Inflation and its effect
Inflation is a measure of new tokens in circulation. A token could have a fixed supply, or a DAO may keep producing new tokens. If the number of tokens keeps increasing, it will reduce the prices. Although their value stays the same, it reduces the transaction fee (in terms of fiat currency), encouraging more people to circulate the token and not hold it.
Deflation and its effect
Deflation tokenomics brings down the tokens in supply. When the token supply reduces, the scarcity rises, increasing prices.
On the other hand, rising prices cause the transaction fee to increase (although the DAO tokens' value remains the same), keeping buyers away from the DAO.
Liquidity is the quantity of DAO crypto tokens that can be bought or sold without bringing about a change in their price.
If a token has little buying and selling activity, even a tiny movement will trigger a price change.
Therefore, DAO projects try to raise liquidity by giving away incentives to liquidity creators.
The goal of DAOs is to keep the money flowing within it and not let it leak out. Having buyers and sellers for the token means the DAOs can charge a fee for all transactions and use it to cover their governance costs.
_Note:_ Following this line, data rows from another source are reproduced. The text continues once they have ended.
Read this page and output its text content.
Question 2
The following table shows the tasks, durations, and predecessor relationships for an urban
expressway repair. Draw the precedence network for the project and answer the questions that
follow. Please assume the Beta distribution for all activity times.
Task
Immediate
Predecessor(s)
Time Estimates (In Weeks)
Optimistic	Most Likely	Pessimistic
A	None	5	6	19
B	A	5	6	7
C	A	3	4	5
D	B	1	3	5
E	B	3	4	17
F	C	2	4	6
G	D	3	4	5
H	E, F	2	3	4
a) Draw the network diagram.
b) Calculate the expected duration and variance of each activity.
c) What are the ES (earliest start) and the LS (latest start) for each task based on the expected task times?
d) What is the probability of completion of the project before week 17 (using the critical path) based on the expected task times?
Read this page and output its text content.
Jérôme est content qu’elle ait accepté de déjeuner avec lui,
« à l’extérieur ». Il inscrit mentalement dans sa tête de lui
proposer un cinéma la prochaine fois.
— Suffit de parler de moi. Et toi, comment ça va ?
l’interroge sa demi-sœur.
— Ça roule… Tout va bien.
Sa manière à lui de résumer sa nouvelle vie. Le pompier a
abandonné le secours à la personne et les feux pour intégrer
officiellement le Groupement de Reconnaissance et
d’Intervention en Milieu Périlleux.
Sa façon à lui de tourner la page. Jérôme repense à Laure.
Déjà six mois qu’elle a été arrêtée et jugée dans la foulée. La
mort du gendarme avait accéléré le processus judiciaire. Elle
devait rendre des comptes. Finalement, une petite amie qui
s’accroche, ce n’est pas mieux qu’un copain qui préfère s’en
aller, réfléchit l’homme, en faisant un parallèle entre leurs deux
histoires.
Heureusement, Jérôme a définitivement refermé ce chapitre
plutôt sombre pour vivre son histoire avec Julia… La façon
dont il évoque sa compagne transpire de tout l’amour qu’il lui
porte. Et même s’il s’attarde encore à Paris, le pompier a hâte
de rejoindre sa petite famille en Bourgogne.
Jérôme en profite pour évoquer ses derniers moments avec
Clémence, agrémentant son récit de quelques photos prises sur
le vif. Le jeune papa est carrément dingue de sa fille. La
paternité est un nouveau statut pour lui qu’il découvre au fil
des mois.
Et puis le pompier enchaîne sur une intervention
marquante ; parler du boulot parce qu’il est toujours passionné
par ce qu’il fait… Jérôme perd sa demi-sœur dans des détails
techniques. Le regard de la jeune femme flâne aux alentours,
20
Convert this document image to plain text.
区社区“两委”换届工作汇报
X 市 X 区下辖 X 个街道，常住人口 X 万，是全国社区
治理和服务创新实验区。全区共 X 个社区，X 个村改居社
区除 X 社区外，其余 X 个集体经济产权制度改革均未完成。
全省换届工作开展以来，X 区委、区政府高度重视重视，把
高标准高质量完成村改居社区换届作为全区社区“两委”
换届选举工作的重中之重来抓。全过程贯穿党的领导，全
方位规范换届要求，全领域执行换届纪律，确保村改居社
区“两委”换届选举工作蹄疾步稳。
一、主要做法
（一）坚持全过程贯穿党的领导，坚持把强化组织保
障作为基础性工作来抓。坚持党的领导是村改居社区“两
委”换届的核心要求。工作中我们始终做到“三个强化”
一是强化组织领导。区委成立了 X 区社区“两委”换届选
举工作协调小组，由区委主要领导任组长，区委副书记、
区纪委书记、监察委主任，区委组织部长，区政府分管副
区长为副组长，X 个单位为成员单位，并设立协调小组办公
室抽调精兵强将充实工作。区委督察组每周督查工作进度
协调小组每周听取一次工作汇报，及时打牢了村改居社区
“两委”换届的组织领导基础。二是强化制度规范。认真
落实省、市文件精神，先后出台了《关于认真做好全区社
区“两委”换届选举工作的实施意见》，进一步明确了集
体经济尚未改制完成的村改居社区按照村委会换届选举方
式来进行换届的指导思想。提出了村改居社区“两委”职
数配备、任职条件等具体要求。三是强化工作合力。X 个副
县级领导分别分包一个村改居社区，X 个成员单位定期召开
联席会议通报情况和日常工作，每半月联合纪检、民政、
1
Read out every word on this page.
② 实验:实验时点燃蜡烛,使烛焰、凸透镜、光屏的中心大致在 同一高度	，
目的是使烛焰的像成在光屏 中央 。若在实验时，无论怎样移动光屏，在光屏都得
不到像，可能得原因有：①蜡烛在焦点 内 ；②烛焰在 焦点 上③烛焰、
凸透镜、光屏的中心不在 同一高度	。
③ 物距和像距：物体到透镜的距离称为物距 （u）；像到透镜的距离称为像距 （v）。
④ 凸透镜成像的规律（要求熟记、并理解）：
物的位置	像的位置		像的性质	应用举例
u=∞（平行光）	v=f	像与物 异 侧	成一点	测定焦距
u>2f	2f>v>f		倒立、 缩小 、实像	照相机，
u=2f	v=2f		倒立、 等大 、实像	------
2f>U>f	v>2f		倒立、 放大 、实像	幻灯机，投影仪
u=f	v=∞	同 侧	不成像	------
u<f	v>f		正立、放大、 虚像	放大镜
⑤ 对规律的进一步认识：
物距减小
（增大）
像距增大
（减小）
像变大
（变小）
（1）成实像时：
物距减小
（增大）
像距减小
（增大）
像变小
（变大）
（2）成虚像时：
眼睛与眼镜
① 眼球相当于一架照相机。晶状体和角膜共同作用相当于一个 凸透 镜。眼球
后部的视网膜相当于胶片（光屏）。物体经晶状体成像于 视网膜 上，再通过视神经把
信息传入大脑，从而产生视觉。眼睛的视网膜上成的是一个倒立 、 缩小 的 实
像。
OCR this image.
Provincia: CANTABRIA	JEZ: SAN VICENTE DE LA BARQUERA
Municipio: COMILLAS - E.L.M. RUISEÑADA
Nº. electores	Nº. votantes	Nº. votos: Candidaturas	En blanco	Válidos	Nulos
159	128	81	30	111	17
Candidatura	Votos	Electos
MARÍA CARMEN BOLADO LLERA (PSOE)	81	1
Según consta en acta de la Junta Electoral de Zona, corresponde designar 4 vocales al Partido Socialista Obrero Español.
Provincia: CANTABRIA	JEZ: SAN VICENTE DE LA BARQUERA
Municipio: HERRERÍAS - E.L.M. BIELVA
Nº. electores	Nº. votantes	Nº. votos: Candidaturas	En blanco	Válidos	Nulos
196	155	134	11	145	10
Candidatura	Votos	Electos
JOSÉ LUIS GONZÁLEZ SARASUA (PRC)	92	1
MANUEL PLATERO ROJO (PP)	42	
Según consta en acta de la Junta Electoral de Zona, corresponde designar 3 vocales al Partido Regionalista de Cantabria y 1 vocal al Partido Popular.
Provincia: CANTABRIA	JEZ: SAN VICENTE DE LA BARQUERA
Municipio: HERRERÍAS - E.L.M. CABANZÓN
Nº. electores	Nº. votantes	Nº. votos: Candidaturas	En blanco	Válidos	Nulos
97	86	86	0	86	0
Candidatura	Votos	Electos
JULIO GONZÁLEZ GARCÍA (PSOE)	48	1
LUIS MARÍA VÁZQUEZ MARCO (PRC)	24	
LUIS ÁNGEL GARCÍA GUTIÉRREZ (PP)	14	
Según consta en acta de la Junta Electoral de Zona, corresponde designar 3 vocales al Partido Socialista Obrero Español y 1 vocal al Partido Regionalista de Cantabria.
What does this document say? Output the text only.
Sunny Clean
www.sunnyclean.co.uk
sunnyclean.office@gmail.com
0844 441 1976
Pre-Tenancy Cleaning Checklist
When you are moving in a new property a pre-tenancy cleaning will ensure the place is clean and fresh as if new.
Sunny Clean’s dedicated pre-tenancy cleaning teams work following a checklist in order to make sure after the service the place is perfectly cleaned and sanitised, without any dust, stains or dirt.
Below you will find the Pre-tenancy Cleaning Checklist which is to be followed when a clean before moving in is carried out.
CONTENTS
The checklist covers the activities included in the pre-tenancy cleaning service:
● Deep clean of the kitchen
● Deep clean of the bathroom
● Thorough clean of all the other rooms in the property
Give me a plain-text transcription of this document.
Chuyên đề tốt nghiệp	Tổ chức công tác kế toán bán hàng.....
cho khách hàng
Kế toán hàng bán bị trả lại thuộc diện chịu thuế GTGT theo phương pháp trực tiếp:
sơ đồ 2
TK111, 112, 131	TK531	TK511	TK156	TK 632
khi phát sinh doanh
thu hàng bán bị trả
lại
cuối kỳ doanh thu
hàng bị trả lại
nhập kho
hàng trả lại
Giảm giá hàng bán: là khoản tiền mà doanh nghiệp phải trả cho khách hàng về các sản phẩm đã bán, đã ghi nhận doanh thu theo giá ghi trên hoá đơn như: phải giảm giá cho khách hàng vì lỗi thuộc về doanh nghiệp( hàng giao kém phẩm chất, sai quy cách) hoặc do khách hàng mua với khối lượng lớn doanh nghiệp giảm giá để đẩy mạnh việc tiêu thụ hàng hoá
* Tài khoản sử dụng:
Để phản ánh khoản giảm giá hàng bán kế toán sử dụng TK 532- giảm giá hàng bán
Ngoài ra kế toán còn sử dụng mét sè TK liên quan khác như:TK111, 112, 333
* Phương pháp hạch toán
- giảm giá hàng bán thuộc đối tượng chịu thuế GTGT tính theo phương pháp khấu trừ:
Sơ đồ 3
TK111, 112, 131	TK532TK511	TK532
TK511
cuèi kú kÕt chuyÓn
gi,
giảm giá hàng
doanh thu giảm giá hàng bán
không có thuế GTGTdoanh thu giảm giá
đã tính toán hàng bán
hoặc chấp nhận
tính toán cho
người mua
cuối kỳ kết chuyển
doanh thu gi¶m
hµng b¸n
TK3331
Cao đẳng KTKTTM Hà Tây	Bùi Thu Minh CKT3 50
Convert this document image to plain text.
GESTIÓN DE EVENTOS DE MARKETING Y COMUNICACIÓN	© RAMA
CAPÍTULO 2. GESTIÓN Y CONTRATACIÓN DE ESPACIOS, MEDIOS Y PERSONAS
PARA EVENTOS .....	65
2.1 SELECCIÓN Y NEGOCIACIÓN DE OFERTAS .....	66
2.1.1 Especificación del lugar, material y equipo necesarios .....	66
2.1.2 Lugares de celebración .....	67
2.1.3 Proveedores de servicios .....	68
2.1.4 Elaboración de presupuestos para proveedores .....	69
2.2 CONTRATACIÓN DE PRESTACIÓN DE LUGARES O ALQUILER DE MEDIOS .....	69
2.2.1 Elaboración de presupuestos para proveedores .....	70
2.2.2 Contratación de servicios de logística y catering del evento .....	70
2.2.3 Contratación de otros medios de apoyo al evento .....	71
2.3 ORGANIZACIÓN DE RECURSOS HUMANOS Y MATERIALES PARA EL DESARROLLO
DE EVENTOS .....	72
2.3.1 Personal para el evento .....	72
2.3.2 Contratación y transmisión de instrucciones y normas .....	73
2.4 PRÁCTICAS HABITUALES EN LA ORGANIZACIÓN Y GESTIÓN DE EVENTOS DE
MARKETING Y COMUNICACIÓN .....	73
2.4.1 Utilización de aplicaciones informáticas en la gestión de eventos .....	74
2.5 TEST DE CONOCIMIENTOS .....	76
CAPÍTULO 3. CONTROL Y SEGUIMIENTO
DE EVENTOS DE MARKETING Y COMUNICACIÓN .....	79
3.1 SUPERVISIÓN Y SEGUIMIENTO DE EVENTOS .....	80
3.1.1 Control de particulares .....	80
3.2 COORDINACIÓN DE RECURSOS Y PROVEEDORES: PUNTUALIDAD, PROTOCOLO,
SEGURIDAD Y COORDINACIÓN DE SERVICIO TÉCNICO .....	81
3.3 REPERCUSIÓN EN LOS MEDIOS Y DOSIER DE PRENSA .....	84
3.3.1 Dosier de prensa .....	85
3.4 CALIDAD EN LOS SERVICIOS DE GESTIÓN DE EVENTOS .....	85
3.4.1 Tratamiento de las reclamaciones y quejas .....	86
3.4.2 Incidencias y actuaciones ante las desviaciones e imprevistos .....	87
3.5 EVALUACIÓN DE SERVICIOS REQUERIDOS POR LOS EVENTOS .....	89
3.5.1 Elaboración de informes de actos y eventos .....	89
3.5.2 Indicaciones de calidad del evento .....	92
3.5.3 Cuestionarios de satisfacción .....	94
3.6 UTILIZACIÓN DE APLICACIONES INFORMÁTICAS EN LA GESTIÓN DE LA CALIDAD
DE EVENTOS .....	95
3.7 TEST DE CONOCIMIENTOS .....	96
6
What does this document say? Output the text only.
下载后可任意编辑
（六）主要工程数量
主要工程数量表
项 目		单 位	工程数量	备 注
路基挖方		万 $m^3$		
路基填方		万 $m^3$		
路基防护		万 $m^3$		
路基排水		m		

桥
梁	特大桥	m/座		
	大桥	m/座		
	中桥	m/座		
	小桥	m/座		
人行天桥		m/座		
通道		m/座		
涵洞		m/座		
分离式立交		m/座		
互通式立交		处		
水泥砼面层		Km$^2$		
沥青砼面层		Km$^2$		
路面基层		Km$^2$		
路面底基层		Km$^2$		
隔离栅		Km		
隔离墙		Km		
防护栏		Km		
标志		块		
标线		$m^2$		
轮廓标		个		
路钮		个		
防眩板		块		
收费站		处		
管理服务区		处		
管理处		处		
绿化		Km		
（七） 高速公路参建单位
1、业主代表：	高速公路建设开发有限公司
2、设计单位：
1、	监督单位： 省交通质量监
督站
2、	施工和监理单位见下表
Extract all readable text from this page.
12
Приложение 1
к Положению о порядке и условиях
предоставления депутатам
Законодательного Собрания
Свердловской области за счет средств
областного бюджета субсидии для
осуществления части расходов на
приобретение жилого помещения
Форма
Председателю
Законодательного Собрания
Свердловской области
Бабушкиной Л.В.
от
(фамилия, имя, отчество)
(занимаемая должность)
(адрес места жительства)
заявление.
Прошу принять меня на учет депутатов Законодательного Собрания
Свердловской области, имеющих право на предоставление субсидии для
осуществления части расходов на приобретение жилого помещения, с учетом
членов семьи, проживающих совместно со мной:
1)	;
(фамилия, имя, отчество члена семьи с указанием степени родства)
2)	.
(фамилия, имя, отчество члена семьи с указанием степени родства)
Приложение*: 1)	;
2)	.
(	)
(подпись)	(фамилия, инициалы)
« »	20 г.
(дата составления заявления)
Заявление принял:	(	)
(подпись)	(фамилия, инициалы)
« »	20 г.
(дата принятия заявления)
Value capture is the amount of value a DAO protocol can capture and distribute.
In Web2, the value of every company went to its creators and was distributed internally. For example, Google and Facebook earn millions of dollars from users' data, but users make zero earnings.
Web3 is a whole different game, where each protocol generates value and distributes it to members making it a win-win for everyone involved.
A classic example of value capture is the Uniswap-Sushiswap fork. Uniswap offered lots of value, but they did not distribute it among members. But then Sushiswap came into being and made SUSHI tokens. The token holders had voting rights and earned transaction fees. So when it came to capturing value and distributing it, Sushiswap was better than Uniswap.
DAO tokenomics can potentially change our existing economic systems in the interest of shareholders, community members, operators, and nature. In a future where DAOs are likely to be prominent, we’ll wait and watch to examine how deeply they impact the overall business ecosystem.